As every person knows, words have consequences. They can raise someone up or tear them down. Depending on how they are used, words can change the meaning and significance of events. They can also ruin someone’s career, and the past days and weeks have given us example after example of just that.
- Last week in a Congressional hearing, Rep. Joe Barton (R-TX) apologized to BP executive Tony Hayward, only to apologize a few hours later for his earlier apology when his words ignited a bipartisan firestorm of controversy.
- Amidst the tidal wash of oil that has ruined marshes and ways of life along the Gulf Coast, BP CEO Tony Hayward emoted in an interview how he’d “like to have his life back.”
- Only complicating the on-going BP public relations nightmare, the Chairman of the company’s Board, Carl-Henric Svanberg used the term “small people” to describe the oil-spill affected residents of the Gulf Coast.
- Now we have Gen. Stanley McChrystal and members of his immediate staff offering some more than candid assessments of the Obama Administration’s leadership.
In each of these instances, prominent people have essentially opened their respective mouths and inserted their feet with such speed that everyone around them is in a collective gasp of shock, saying, “What did you say?”
Important points can be instantly invalidated when the wrong words are used at the wrong moment, regardless of what the speaker intended with their comment. Each of the above mentioned cases proves that without a doubt, but it’s not just prominent people who say the wrong thing at the wrong time. For all the countless (and recent) examples of famous people saying something improper in front of live microphone (e.g., Vice President Biden’s F-bomb); a television camera (e.g., CA GOP candidate Carly Fiona opining on Sen. Boxer’s haircut) or some other public venue (e.g., NV GOP Senate candidate Sharron Angle), everyone one of us has some episode in our lives that we would love to take back, when we opened our own mouths and promptly inserted both feet.

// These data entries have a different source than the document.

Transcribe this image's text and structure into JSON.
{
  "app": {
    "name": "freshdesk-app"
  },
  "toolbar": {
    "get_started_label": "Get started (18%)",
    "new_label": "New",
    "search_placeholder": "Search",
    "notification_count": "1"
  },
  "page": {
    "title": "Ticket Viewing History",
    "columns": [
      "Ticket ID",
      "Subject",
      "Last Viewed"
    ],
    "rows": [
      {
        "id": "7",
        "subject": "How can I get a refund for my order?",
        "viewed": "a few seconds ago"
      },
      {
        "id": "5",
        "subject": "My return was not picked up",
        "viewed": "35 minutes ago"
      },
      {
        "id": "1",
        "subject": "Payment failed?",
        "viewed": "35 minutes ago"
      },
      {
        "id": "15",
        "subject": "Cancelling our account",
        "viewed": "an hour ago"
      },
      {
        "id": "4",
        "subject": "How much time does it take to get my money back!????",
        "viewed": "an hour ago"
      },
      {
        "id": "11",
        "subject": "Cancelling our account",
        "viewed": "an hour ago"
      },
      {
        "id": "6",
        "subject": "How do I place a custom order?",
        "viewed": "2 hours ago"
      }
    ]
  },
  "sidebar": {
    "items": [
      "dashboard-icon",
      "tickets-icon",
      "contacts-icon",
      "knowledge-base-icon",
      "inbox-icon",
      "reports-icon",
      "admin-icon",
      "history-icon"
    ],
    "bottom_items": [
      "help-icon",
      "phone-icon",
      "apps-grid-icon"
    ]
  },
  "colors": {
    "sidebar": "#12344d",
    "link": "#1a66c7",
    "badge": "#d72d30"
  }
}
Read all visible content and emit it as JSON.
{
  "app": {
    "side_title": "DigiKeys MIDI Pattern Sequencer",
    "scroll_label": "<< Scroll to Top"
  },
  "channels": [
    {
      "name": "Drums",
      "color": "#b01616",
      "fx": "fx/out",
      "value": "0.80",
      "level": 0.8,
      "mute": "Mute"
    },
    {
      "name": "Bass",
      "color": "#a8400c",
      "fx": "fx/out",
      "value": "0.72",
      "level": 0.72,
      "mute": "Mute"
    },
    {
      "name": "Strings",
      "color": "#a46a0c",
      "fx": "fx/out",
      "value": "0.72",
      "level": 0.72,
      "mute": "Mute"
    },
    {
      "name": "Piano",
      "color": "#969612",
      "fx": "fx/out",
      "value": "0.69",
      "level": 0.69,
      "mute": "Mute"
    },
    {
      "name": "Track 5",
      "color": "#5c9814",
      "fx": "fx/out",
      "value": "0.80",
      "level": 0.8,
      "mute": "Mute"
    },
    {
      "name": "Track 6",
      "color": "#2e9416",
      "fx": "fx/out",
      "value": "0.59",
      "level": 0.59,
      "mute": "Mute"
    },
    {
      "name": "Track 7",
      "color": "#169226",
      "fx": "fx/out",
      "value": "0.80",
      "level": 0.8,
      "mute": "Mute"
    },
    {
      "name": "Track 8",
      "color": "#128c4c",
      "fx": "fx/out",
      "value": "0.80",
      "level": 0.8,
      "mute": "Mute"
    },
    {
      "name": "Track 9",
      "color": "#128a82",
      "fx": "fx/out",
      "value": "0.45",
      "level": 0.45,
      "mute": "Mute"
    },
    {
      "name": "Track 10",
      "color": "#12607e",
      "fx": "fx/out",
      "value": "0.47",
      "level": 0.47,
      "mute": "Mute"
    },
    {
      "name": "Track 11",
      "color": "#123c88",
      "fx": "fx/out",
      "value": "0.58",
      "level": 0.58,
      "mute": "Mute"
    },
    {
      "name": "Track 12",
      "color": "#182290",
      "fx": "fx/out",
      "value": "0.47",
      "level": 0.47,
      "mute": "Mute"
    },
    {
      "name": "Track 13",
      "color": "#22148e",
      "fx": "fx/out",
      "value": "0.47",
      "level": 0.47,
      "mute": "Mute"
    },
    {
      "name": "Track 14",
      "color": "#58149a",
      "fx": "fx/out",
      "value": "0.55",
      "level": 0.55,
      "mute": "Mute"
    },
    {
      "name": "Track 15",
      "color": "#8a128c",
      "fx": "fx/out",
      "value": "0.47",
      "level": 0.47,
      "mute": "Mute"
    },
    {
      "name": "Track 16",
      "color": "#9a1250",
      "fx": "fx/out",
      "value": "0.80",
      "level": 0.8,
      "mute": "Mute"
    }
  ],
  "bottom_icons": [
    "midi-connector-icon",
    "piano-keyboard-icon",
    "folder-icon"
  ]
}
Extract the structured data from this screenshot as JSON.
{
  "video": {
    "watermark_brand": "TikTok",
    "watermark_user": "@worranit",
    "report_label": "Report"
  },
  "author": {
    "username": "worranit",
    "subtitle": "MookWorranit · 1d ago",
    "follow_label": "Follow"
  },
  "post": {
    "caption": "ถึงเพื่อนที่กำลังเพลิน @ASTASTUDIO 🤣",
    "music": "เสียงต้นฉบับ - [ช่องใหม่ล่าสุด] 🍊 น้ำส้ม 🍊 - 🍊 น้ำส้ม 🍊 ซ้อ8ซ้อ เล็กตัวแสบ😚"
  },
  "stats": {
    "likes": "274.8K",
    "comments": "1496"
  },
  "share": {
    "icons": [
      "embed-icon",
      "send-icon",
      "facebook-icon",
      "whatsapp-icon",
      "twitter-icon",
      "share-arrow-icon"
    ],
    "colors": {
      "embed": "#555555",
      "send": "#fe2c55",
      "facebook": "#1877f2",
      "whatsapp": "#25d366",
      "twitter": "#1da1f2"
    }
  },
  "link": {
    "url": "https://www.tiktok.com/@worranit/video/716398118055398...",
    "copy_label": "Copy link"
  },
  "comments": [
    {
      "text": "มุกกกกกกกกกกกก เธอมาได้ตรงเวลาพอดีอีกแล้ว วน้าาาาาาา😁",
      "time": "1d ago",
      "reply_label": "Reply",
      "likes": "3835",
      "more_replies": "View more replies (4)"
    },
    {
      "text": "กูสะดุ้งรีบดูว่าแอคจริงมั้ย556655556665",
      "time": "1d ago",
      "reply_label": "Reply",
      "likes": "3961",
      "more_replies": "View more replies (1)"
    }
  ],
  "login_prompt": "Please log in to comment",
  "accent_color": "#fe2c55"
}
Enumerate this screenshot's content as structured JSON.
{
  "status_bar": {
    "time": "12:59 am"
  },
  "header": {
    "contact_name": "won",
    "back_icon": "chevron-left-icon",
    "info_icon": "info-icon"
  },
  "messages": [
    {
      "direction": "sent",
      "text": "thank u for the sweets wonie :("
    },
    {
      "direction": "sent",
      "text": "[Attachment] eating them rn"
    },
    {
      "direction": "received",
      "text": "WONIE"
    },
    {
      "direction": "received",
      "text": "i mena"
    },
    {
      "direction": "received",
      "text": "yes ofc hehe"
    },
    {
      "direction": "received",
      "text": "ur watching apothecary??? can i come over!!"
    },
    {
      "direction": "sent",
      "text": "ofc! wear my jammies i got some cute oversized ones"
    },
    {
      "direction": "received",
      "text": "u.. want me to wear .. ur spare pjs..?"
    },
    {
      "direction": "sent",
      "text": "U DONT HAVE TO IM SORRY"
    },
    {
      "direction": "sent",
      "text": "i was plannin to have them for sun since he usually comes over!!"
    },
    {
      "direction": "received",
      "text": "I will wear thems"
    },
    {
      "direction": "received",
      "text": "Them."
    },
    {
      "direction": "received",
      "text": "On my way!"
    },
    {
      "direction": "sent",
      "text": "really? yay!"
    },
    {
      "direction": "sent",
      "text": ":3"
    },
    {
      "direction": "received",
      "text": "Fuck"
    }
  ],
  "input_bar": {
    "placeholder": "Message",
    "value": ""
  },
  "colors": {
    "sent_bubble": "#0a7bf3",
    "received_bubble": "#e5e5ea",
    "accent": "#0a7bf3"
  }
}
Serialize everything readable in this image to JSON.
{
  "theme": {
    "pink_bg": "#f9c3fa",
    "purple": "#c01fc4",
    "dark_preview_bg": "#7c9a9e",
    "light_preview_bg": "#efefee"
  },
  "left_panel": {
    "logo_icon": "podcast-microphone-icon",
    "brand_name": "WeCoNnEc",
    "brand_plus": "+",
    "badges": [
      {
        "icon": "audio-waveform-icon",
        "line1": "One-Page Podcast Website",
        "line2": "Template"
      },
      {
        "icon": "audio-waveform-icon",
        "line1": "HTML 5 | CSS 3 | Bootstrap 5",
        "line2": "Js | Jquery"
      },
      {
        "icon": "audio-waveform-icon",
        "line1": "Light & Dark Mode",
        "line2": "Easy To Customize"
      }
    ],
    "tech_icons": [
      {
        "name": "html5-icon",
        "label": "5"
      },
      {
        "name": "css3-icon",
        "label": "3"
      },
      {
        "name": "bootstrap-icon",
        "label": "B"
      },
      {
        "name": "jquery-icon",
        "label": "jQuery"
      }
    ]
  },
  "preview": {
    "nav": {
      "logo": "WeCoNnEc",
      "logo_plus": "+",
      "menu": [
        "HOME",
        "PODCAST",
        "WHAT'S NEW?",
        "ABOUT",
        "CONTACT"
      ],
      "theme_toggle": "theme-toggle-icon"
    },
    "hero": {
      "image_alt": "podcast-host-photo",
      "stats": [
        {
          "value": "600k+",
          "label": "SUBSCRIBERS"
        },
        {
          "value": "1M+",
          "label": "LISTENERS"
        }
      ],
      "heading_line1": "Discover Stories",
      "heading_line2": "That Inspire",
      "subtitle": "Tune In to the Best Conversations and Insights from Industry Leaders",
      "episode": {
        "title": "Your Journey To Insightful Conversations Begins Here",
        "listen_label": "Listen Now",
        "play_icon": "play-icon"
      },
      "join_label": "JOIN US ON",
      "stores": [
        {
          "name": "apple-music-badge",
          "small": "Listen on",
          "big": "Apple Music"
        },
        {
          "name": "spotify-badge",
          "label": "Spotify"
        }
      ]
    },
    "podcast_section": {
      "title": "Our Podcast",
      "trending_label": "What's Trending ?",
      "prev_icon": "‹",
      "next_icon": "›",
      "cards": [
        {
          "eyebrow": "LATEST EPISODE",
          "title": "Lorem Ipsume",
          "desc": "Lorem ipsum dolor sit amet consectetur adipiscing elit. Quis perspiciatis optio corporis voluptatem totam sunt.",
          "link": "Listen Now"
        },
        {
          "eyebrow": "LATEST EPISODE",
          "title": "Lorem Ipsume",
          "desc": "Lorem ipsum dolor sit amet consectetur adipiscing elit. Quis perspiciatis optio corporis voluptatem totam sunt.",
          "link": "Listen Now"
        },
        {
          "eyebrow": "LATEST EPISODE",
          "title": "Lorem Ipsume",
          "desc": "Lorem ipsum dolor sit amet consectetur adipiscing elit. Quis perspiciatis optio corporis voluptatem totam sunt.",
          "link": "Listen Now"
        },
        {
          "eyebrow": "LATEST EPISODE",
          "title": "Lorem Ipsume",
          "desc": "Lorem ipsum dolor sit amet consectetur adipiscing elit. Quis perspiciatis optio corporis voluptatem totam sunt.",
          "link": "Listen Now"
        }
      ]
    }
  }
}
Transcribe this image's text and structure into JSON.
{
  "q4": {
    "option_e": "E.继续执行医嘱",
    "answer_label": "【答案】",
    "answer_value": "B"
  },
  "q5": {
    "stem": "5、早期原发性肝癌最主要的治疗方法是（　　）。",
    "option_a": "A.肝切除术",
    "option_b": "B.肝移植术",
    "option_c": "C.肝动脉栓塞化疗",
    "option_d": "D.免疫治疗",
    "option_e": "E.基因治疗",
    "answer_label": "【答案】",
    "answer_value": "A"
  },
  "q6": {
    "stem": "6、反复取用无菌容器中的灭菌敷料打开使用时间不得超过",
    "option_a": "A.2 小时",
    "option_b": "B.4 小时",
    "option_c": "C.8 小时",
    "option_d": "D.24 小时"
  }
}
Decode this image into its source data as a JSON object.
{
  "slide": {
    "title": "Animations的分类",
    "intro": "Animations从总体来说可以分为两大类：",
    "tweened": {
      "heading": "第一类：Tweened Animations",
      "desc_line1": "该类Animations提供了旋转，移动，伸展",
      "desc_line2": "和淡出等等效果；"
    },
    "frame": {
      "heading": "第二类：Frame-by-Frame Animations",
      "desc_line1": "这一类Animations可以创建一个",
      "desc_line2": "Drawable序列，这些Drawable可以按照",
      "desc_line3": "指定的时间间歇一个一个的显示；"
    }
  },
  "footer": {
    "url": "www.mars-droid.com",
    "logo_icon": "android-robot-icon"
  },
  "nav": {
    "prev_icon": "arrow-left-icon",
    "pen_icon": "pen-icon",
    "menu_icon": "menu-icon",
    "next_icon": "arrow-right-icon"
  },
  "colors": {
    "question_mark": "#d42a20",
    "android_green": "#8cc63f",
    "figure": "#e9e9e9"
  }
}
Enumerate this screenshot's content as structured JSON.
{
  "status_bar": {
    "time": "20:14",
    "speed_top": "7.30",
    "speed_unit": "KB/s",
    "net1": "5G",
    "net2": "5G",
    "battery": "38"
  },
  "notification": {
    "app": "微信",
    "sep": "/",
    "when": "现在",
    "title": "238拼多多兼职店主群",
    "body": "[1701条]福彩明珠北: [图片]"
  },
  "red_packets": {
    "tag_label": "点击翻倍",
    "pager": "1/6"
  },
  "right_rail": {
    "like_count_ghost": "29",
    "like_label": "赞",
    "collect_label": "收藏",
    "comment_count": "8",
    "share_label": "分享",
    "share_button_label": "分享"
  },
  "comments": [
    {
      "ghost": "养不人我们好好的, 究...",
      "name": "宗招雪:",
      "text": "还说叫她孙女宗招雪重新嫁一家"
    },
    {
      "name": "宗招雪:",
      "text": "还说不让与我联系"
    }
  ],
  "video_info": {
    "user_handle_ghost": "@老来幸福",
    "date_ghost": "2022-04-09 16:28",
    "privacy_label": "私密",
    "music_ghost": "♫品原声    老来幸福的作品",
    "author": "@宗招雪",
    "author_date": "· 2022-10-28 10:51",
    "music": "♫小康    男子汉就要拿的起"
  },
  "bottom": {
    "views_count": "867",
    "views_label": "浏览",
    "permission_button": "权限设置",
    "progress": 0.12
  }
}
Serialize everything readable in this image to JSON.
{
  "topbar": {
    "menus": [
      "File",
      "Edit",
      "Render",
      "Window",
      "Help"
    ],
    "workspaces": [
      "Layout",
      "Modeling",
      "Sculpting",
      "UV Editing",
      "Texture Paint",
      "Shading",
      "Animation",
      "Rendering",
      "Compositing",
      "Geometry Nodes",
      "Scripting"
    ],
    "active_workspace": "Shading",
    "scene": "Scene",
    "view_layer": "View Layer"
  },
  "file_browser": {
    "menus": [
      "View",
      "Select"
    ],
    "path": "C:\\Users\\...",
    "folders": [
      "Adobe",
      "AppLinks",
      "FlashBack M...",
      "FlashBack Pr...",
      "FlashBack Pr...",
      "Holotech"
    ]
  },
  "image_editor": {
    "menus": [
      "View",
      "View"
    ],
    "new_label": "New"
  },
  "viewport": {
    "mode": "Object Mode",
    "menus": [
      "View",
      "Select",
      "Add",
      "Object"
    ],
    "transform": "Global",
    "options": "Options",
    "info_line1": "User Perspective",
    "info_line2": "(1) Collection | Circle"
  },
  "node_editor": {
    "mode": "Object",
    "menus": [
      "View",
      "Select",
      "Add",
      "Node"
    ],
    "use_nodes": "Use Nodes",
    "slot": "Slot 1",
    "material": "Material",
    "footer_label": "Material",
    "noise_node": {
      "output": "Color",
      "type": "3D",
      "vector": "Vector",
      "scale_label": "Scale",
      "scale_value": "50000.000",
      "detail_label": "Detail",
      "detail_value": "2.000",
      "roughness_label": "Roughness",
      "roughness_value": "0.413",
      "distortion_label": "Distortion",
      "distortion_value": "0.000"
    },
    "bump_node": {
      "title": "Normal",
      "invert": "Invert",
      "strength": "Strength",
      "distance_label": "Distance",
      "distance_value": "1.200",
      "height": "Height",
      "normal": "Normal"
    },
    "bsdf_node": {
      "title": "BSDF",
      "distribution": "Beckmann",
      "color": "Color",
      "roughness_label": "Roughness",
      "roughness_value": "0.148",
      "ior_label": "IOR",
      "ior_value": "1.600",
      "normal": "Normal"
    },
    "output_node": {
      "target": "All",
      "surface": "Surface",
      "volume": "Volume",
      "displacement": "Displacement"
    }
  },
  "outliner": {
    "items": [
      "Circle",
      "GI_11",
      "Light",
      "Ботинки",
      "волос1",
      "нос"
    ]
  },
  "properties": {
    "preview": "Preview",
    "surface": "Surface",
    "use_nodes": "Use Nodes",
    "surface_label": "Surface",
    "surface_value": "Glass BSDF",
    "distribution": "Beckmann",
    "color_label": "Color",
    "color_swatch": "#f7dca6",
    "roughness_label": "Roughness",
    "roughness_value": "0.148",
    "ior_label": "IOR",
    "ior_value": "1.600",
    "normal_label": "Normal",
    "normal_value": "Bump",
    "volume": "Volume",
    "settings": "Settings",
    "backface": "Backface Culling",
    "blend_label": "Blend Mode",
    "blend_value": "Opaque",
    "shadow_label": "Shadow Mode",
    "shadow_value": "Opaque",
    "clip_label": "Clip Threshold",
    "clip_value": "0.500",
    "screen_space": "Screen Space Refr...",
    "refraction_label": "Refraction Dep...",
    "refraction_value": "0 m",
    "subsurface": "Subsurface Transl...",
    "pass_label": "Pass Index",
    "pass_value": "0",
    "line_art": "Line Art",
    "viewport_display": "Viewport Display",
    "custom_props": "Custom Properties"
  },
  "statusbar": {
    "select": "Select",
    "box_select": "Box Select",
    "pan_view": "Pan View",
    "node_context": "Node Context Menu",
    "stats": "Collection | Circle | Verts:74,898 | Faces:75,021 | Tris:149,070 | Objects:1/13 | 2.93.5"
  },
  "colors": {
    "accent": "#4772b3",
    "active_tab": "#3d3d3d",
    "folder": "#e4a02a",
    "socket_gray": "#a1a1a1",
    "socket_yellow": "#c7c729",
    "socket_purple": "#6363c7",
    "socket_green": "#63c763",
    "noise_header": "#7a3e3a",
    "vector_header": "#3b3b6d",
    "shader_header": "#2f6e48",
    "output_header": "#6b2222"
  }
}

All of those examples and events certainly provide moments of public (or private) laughter and fodder for late-night comedians, but when the wrong words are used in moments of stress and crisis (e.g., Gulf oil spill, Afghanistan conflict), their consequences are graver.
Accomplished careers can be vaporized in an instant. With a perpetual 24-7 news cycle and social media replaying the gaffe forever more, the wrong words become in effect an epitaph that will forever haunt an individual (e.g. “Brownie, you’re doing a heckuva job,” “As of now, I am in control here in the White House,” and “Let them eat cake“).
None of this is fair but neither is life. It is a fact of life that in times of crisis, words can cause more harm to a situation than the event that originated the crisis. Making it worse is almost never the intent of the person who opens their mouth, but when operating in any highly toxic environment where crisis and stress are the unfortunate operative norm, what you say does matter in ways like never before.
That’s a fact that no one can be or should be cavalier about either. Everyone can fall victim to this situation, but words have consequences. They always have, and that’s why they can be the ultimate weapons of mass (and self) destruction.